Le récit de Vallaud-Belkacem commence là où a commencé sa vie ; au Maroc. « Je suis née à Beni Chiker, dans un petit village au nord du Maroc, à quelques kilomètres de l’enclave espagnole de Melilla. Aujourd’hui, c’est une petite ville de 5 000 habitants, mais en 1977 nous étions une centaine. Peut-être moins. Je me souviens : quelques maisons de chaux blanche. Des troupeaux. Une terre aride, des pierres. Une herbe rare, ici et là, comme du lichen. Des buissons. Ni eau courante ni électricité à la maison. Et partout, le soleil qui frôle, qui brûle, qu’on ne voit plus, le soleil en son ciel gris. »
Vallaud-Belkacem précise : « J’ai un peu fréquenté l’école, en arabe bien sûr. J’allais aussi à la mosquée, avec ma mère. Du côté des femmes. C’était un islam paysan, pieux, et archaïque. Je garde surtout le souvenir de ma première visite dans une mosquée. Nous sommes entrées discrètement : une sorte de poussière flottait, bizarre. On m’avait dit : ne parle pas. Tiens ta langue. Tu comprendras. »
Le Maroc, la petite Najat le quitte vers quatre ou cinq ans. Un souvenir que la ministre restitue : « Je me souviens de ma première France ; je me revois courir sur le pont du bateau, avec ma mère qui serre ma main et respire fort ; terrifiée par le bruit, la foule, les couleurs. Et tenez-vous bien – c’était en 1982 – les voitures m’ont stupéfaite : bruyantes, rapides, dépassant de tous les côtés. Rien de comparable avec le calme de Beni Chiker. Et bien sûr la pluie. »
L’école, son dada
En France, sa famille s’installe à Amiens. Vallaud-Belkacem découvre l’école française et la lecture. L’éducation, forcément, la ministre s’y attarde. Sa scolarité, son entrée à la prestigieuse école Sciences Po… Elle attribue autant ses mérites au système scolaire français qu’à elle-même, promouvant ainsi le projet qui lui tient à cœur : une méritocratie de gauche.

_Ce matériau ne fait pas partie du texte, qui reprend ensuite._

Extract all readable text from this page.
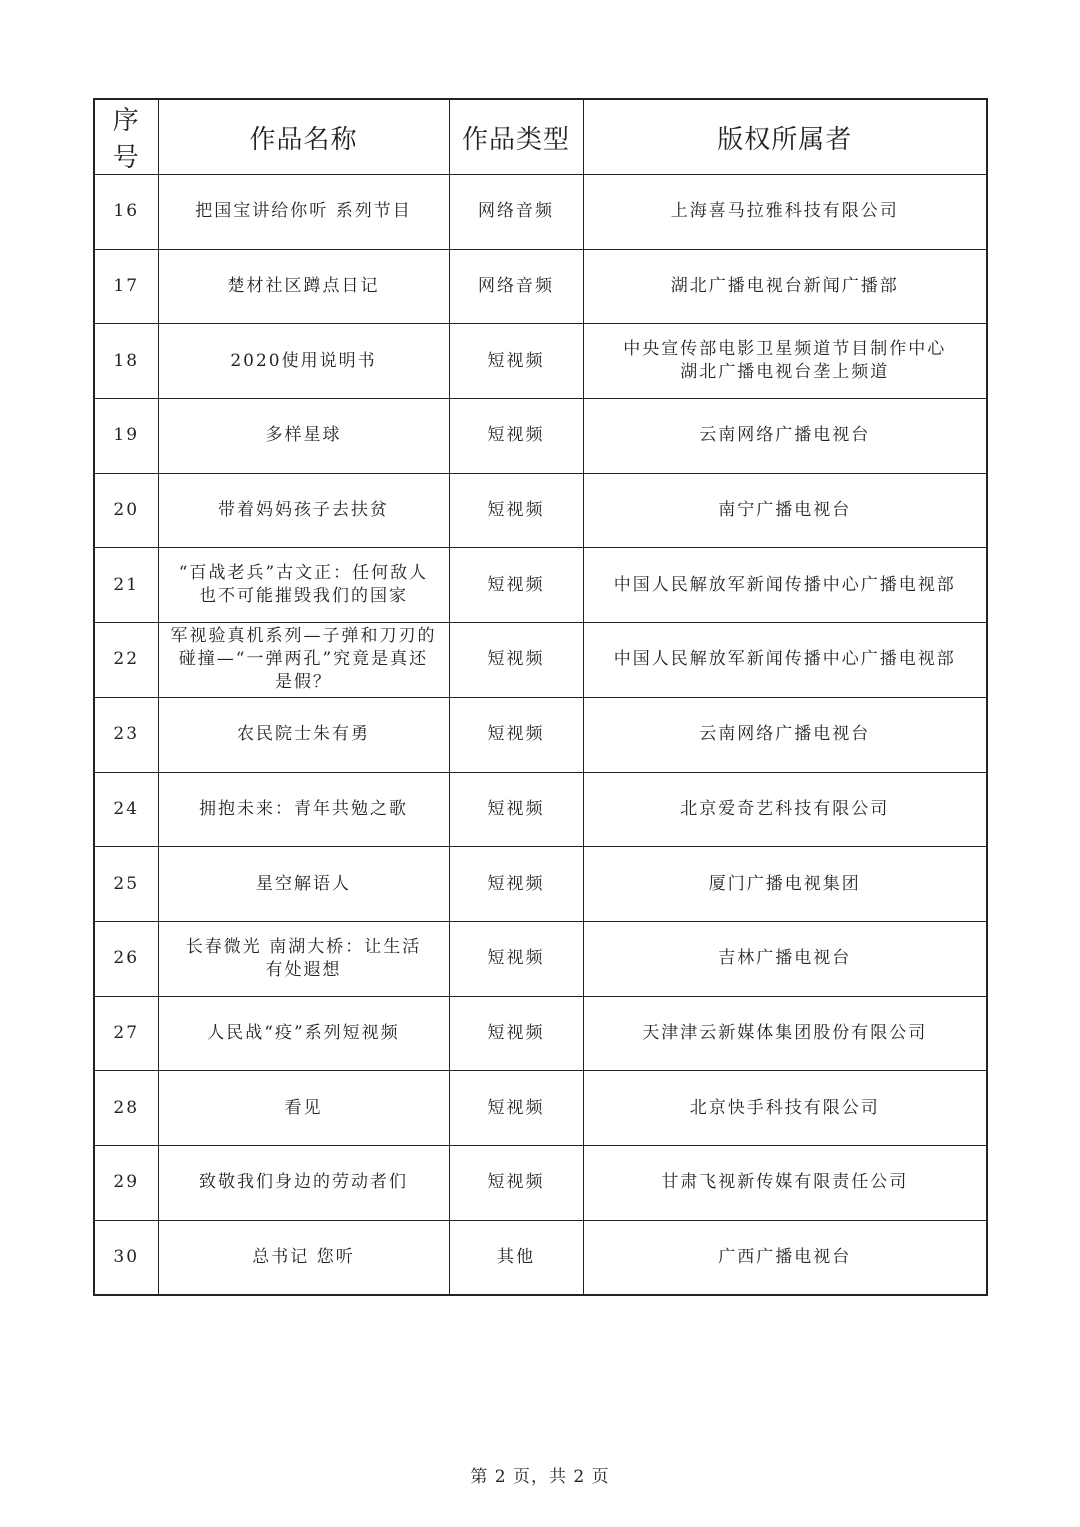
序号	作品名称	作品类型	版权所属者
16	把国宝讲给你听 系列节目	网络音频	上海喜马拉雅科技有限公司

17	楚材社区蹲点日记	网络音频	湖北广播电视台新闻广播部

18	2020使用说明书	短视频	中央宣传部电影卫星频道节目制作中心
湖北广播电视台垄上频道

19	多样星球	短视频	云南网络广播电视台

20	带着妈妈孩子去扶贫	短视频	南宁广播电视台

21	“百战老兵”古文正：任何敌人
也不可能摧毁我们的国家	短视频	中国人民解放军新闻传播中心广播电视部

22	军视验真机系列—子弹和刀刃的
碰撞—“一弹两孔”究竟是真还
是假？	短视频	中国人民解放军新闻传播中心广播电视部

23	农民院士朱有勇	短视频	云南网络广播电视台

24	拥抱未来：青年共勉之歌	短视频	北京爱奇艺科技有限公司

25	星空解语人	短视频	厦门广播电视集团

26	长春微光 南湖大桥：让生活
有处遐想	短视频	吉林广播电视台

27	人民战“疫”系列短视频	短视频	天津津云新媒体集团股份有限公司

28	看见	短视频	北京快手科技有限公司

29	致敬我们身边的劳动者们	短视频	甘肃飞视新传媒有限责任公司

30	总书记 您听	其他	广西广播电视台
第 2 页，共 2 页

« À treize ans, je me suis mise au théâtre, amateur, bien sûr. Poussée par ma professeure de français. Ou la magie du collège. On lit un peu Molière, ou Marivaux. C’est difficile. Mais il y a des scènes amusantes. Les portes claquent. Les amoureux se confondent. Les maîtresses embrassent leurs valets. Les codes se jouent de nous. Et la petite gardienne de chèvre parle le français de la scène. Magie de l’école et de l’intégration. »
Vallaud-Belkacem parle longuement de Sciences Po. L’école est aussi le lieu de sa rencontre avec Boris Vallaud, son mari. À certains endroits, le livre perd de son intérêt, ou du moins de sa fraîcheur : il devient un objet politique plus classique, jouant sur la fibre intimiste pour mieux diluer un message rassembleur. Impossible cependant, de ne pas reconnaître talent et solidité à la jeune femme qui fait l’amère expérience du racisme, s’accroche, déjoue les statistiques et les idées reçues, monte d’Amiens à Paris avec son père pour se présenter au concours d’une des écoles les plus prestigieuses de France, l’obtient, et remarque, bien sûr, que sur ses bancs, elle fait figure d’étrangère.
Vallaud-Belkacem martèle son message : l’école républicaine est la meilleur arme pour fonder un pacte républicain juste
« Très vite j’ai eu mon premier amphi, comme on dit. Nous étions plusieurs centaines, nous étions une sorte d’élite de la France : on nous le disait ainsi. Ce jour-là je me suis retournée de tous côtés (…) J’ai regardé. Et j’ai vu une masse étrangement uniforme : des jeunes filles, de jeunes garçons, des enseignantes, des enseignants, des chercheurs… Aucune peau mate. Sauf moi, peut-être. »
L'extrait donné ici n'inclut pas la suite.